Other dramatic shrinking
has been registered at Austria's Grosser
Goldbergkees glacier, 1.2 metres in 2006
versus 0.3 in 2005; France's Ossoue glacier,
nearly 3 metres versus around 2.7 metres
in 2005; Italy's Malavalle glacier 1.4 metres
versus around 0.9 metres in 2005; Spain's
Maladeta glacier, nearly 2 metres versus
1.6 metres in 2005; Sweden's Storglaciaeren
glacier, 1.8 metres versus close to 0.080
metres in 2005 and Switzerland's Findelen
glacier, 1.3 metres versus 0.22 metres in
2005.
Not all of the close
to 100 glaciers monitored posted losses
with some thickening during the same period
including Chile's Echaurren Norte glacier
while others, such as Bolivia's Chacaltaya
glacier; Canada's Place glacier; India's
Hamtah glacier and the Daniels and Yawning
glaciers in the Untied States shrank less
in 2006 than they did in 2005.
However, for the close
to 30 reference glaciers only one (Echaurren
Norte in Chile) thickened over the same
period.
Notes to Editors
The latest WGMS figures can be accessed
at http://www.geo.unizh.ch/wgms/mbb/mbb9/sum06.html
The potential impacts of climate change
on glaciers was outlined in the fourth assessment
report of the Intergovernmental Panel on
Climate Change (UNEP and the World Meteorological
Organisation) published in 2007.
Some highlights: Himalayan
glaciers are receding in a similar way as
glaciers in other mountain ranges at low
latitudes. Many glaciers in these areas
could, at current rates of global warming,
disappear within the coming decades.
Half a billion people
in the Himalaya-Hindu-Kush region and a
quarter billion downstream who rely on glacial
melt waters could be seriously affected.
The current trends in
glacial melt suggest that the Ganga, Indus,
Brahmaputra and other rivers that criss-cross
the northern Indian plain may become seasonal
rivers in the near future as a consequence
of climate change with important ramifications
for poverty and the economies in the region.

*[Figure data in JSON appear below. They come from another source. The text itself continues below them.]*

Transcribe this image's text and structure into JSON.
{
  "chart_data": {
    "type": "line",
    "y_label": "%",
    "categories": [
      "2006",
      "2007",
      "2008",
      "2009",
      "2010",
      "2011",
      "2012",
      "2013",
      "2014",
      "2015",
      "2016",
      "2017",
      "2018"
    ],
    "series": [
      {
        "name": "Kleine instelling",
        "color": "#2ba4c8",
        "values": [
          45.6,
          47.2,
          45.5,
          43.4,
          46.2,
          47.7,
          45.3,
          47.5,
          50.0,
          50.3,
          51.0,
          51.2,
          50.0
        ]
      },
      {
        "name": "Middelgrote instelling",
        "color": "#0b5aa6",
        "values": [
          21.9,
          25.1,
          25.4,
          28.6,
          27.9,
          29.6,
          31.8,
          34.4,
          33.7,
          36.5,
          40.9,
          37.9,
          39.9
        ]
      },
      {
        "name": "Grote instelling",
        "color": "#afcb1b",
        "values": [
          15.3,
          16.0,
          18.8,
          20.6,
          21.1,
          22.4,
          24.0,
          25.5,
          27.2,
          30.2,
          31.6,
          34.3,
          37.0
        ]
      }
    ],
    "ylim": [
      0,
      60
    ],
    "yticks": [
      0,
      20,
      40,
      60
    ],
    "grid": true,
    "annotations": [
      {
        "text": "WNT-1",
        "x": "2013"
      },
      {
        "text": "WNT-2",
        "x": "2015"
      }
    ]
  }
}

North America: "Heavily-utilized
water systems of the western US and Canada,
such as the Columbia River, that rely on
capturing snowmelt runoff will be especially
vulnerable," says the Fourth report
of IPCC Working Group II.
A two degree C warming
by the 2040s is likely to lead to sharply
reduced summer flows coinciding with sharply
rising demand.
The report estimates
that Portland, Oregon will by then require
over 26 million additional cubic meters
of water as a result of climate change and
population growth.
This will coincide with
a fall in summer supplies from the Columbia
River by an estimated five million cubic
meters.
Meanwhile, just over
40 per cent of the supply to southern California
is likely to be vulnerable by the 2020s
due to warming triggering losses of the
Sierra Nevada and Colorado River basin snow
pack.
In Latin America, the
IPCC warns of a melting of most tropical
glaciers in the near future (2020-2030).
The glacier retreat trend reported in the
Third Assessment Report of the IPCC is continuing
and reaching critical conditions in Bolivia,
Peru, Colombia and Ecuador.
Recent studies indicate
that most of the South American glaciers
from Colombia to Chile and Argentina (up
to 25ºS) are drastically reducing their
volume at an accelerated rate. Changes in
temperature and humidity are the primary
cause for the observed glacier retreat during
the 2nd half of the 20th century in the
tropical Andes. In the next 15 years inter-tropical
glaciers are very likely to disappear, affecting
water availability and hydropower generation.